There is currently an aggressive push towards setting up what would appear to be a board of directors over women’s councils. At the head of the board is one woman who, through excessive written and verbal conversation, has implied her right to question any and every women’s council being held, including the ones she does not participate in. She claims the right to the entirety of information regarding how each individual women’s council was or is being held. Not being invited to participate in these women’s councils is also of consequence for her – thus implying her presence holding more weight than the other women.
This “board of directors” believe that men among the body who have committed heinous crimes should be able to integrate back among us since (as far as to their knowledge) those crimes were not committed “among us.” If those crimes were committed among us, then they believe it is ultimately their decision whether these men are found “guilty.” Such a structure is incredibly dangerous to the community and exemplifies the unsound minds among us.
Now whether a specific fellowship chooses to welcome child predators among their daughters and granddaughters is up to them. However, these women have no right to require such of other fellowships to prove their charity. These women also have no right to require all women’s councils to report back to them and demand they freely answer all their questions.
Structuring all women’s councils to go through one woman or one small group of women instills uncertainty and fear among the women. It ultimately poses the question in each woman’s mind participating in a council, “What if what I think God wants me to do contradicts what this board of directors thinks is right?” If we’ve reached that point already, then a system has already been set up that is incredibly flawed and hierarchal.
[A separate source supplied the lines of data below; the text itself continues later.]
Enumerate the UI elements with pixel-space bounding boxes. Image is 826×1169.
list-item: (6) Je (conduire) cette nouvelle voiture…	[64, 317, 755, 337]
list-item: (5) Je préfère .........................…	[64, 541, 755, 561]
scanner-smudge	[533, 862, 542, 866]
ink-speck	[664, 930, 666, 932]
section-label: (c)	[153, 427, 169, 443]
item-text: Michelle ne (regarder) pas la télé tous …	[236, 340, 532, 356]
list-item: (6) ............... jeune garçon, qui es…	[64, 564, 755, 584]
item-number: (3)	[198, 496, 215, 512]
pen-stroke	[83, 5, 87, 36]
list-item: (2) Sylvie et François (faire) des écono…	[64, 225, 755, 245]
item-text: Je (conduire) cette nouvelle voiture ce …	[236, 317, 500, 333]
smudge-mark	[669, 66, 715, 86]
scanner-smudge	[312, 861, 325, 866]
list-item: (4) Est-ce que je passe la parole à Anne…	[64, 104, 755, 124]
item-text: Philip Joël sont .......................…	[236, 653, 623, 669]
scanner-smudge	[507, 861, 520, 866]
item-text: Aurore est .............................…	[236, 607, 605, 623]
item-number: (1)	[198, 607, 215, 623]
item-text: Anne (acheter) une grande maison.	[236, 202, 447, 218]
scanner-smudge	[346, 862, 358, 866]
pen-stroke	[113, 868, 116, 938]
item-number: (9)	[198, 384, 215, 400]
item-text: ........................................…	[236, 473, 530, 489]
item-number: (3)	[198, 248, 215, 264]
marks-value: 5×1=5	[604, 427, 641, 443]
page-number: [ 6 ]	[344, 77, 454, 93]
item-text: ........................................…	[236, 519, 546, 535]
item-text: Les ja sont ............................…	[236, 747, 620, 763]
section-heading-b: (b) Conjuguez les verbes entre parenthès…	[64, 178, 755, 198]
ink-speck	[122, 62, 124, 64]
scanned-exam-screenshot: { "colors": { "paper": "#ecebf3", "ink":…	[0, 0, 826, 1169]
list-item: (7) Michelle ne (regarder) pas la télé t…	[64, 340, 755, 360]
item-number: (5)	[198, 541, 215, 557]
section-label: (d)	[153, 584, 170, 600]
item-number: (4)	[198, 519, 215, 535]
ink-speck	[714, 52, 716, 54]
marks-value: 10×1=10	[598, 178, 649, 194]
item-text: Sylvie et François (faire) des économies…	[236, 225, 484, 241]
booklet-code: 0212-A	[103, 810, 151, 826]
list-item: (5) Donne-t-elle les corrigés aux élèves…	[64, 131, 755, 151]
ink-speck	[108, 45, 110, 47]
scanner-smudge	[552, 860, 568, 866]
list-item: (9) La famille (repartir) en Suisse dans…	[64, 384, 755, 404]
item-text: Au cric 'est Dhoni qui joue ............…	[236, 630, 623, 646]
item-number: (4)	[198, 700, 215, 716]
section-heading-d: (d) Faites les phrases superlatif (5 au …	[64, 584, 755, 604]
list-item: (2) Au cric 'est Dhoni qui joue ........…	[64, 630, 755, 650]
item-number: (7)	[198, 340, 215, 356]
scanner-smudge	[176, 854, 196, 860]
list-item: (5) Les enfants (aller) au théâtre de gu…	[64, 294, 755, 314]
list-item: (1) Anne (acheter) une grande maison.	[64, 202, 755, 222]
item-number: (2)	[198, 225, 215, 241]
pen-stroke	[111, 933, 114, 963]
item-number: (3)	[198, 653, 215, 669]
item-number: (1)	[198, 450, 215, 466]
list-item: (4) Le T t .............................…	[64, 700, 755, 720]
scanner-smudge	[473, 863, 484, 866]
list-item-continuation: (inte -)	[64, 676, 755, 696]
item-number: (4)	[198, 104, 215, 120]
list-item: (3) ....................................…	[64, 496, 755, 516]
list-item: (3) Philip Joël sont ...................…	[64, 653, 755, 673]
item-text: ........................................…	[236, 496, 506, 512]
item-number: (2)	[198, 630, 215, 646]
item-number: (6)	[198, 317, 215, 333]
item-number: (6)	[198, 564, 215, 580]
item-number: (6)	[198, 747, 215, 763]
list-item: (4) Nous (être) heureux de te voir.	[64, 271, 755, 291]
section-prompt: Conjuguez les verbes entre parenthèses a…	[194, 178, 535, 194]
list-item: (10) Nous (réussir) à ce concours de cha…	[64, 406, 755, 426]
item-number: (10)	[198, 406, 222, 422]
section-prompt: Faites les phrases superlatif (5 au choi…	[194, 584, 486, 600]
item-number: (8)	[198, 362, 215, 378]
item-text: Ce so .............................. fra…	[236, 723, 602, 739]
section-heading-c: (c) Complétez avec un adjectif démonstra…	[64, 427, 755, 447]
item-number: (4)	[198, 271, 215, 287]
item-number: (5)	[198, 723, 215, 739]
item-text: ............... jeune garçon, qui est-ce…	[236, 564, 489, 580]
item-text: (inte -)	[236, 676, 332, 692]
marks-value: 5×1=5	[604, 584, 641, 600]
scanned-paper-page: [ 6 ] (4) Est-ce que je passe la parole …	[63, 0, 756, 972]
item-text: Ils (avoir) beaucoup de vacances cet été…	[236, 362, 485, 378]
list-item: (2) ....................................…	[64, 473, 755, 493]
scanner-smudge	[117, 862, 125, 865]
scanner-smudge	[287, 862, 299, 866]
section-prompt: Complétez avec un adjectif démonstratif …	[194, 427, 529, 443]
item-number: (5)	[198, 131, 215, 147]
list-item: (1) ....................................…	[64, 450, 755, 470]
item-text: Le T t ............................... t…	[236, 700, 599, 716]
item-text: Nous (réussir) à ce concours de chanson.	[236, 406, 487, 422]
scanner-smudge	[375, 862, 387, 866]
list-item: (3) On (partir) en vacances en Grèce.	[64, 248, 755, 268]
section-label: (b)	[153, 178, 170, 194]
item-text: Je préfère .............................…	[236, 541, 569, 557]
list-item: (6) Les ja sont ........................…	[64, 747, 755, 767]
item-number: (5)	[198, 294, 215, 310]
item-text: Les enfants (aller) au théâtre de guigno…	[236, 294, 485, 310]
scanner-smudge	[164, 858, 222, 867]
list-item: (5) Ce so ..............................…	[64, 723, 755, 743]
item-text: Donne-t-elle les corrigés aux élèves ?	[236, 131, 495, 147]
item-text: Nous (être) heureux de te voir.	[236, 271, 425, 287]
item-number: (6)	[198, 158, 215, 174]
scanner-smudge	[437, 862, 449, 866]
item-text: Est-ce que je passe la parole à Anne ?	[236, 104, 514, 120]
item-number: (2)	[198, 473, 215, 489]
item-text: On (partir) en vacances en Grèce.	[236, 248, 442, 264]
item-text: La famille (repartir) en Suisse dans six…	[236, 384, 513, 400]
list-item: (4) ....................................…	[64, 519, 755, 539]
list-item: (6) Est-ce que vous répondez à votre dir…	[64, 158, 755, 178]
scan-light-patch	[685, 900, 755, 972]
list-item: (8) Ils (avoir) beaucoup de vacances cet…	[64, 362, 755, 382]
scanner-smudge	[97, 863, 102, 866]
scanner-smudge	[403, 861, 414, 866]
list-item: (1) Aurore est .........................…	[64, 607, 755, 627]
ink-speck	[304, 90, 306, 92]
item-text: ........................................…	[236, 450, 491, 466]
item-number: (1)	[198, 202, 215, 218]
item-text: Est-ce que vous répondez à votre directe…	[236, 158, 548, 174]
Each individual answers to God and the idea of self-governance really shouldn’t be as radical as it seems at this point.
What we are seeing is a small group of women pursing organization as seen in the LDS church. In their minds, the clean lines of Relief Society groups and presidencies within those groups seem to be what our group needs. All the while, they ignore learning to truly integrate and fellowship among us using other means than what the religious organizations they’re familiar with use. And in their ignorance, they’ve created an issue regarding women’s councils that does not exist among us. But they don’t realize it because they do not know us. They judge from afar and create discord and havoc in their wake.
When one seeks power and craves the strongwoman’s chair, this concept of women’s councils, that is part of preserving the restoration, is lost. And yet in their minds, they are right because they fight for the underdog – all the while putting the rest of the community at risk, spiritually and physically. In an attempt to set themselves apart, to make their mark in the community, and prove their capability, the spirit of the Lord is forgotten. That is not humility, but pride. It will wear down the other women, thus centralizing all women’s councils at some point in the future. This is not wisdom, but foolishness. Don’t be foolish.
You shall not show mercy to the disobedient when to do so results in injustice to the people who seek to become one. You shall not forgive the adulterer and welcome him into the community when he has been forgiven and returns again to his sin. You shall not place the community at peril by embracing the willful and unrepentant among you, to leave your little ones at peril of injury, harm, and destruction (T&C 179:11).
“You shall not show mercy to the disobedient when to do so results in injustice to the people who seek to become one.” You don’t fight for the underdog at the expense of the peaceful followers of Christ seeking to unify.
“You shall not forgive the adulterer and welcome him back into the community where he has been forgiven and returns again to his sin.” Forgiveness and reintegration into the community are separate actions. A mother with young children should not be forced to fellowship with a pedophile who has not been proven to pose no danger. And why should her family be the testing grounds for his repentance?
What are you requiring of this community and these little children that we, including the men, are commanded to protect when you set yourself up as a chief judge among all these women’s councils?
Perhaps wisdom and common sense coincide more often than we think.